Quando eu era jovem, choviam convites para festas. (Aqui, "choviam" tem como sujeito "convites", por isso a razão da concordância.)


_ PRONOMES DE TRATAMENTO.

Os verbos que acompanham pronomes de tratamento apresentam-se sempre na terceira pessoa do singular ou do plural.

Exemplos de pronomes de tratamento: você (originário da forma antiga Vossa Mercê), Vossa Excelência, Vossa Senhoria, Vossa Majestade, Vossa Alteza, etc.

Vossa Excelência está satisfeito?
Vossas Excelências estão satisfeitos?
(Concordância ideológica por se estar dirigindo a uma pessoa
do sexo masculino)


_ CONCORDÂNCIA COM SUJEITO REPRESENTADO POR UM NÚMERO PERCENTUAL.

Quando se tem um número percentual sem o seu especificador, ou seja, quando ele não possui um complemento, o verbo deve concordar com o número da porcentagem.

Exemplos:

Apesar das enchentes, apenas 10% querem mudar de casa.

Somente 22% disseram "sim" ao plebiscito, enquanto 77% optaram pelo "não" e 1% não compareceu às urnas.

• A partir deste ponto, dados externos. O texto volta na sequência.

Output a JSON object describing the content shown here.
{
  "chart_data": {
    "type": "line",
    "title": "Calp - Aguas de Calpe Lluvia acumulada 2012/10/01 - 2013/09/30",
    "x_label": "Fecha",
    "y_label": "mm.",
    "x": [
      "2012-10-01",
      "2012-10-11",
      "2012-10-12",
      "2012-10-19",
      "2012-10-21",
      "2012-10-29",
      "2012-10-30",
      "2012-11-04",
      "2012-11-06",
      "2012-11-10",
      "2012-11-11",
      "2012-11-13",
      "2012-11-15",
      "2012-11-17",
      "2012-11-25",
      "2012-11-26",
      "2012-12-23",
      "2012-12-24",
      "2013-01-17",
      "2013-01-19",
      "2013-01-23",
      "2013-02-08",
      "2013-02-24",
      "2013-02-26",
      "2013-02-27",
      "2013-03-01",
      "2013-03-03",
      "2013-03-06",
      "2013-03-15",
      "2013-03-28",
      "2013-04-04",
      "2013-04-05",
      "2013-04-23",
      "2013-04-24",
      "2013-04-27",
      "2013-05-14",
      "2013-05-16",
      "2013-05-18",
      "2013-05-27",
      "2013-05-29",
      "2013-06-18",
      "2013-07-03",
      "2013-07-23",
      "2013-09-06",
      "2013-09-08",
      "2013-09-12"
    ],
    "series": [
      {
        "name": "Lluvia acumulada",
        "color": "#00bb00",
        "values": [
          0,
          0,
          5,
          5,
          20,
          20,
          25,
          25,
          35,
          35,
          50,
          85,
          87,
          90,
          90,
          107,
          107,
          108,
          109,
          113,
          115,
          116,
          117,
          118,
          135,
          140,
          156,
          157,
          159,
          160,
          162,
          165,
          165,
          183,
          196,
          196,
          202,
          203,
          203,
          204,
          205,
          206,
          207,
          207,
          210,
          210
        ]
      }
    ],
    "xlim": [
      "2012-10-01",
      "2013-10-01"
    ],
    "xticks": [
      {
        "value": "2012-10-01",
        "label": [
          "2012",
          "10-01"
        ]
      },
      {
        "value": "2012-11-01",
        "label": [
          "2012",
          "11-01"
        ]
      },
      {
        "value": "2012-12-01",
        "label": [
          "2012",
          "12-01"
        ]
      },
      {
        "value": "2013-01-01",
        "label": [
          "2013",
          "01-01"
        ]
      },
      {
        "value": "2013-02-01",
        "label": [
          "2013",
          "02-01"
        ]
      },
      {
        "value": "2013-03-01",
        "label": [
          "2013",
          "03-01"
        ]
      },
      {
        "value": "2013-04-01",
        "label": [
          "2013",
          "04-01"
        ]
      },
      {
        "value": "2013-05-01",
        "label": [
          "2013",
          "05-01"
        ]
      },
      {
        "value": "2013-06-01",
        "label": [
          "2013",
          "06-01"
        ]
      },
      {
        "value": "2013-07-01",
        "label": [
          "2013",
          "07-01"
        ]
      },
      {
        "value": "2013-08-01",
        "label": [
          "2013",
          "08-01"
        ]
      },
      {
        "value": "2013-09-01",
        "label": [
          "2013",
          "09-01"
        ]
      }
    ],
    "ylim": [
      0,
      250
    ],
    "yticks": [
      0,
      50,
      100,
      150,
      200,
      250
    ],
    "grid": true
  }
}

Assim, se esse número for inferior a dois, o verbo deve ficar no singular. Ex.: Apenas 1,65% votou naquele candidato; 0,7% achava o candidato honesto; Apenas 1% votaria novamente neste candidato.

Quando a porcentagem vem acompanhada de especificador, ou seja, quando se diz "x% de algo", o verbo passa a concordar com esse especificador, independentemente do número percentual.

Exemplos:

15% do ELEITORADO REPROVOU O PROGRAMA DAQUELE PARTIDO.
1% dos ELEITORES optaram pelo voto em branco.
40% dos lavradores estão preocupados com a falta de chuvas.
30% da lavoura de café foi perdida.

Se o número percentual vier acompanhado de um determinante (pronomes, artigos, etc.), o verbo deverá ir sempre para o plural.

Exemplos:

Esses 5% das ações já me são suficientes.
Os 40% da produção de laranja serão exportados para os EUA.
Uns 15% da população estão desempregados.

Já no caso das frações, as gramáticas dizem que o verbo deve concordar com o numerador da fração, ou seja, com o número de cima. Então, quando se diz "2/3 do eleitorado", o verbo concorda com o número "2", numerador da fração. Ex.: 2/3 do eleitorado recusaram-se a votar em qualquer candidato. Se, porém, tivermos "1/3 dos eleitores", deveremos fazer o verbo concordar com o número "1". Ex.: 1/3 dos eleitores recusou-se a votar em qualquer candidato.

Observação: Notadamente, é esse o padrão adotado pelos grandes e mais conceituados jornais e revistas brasileiros.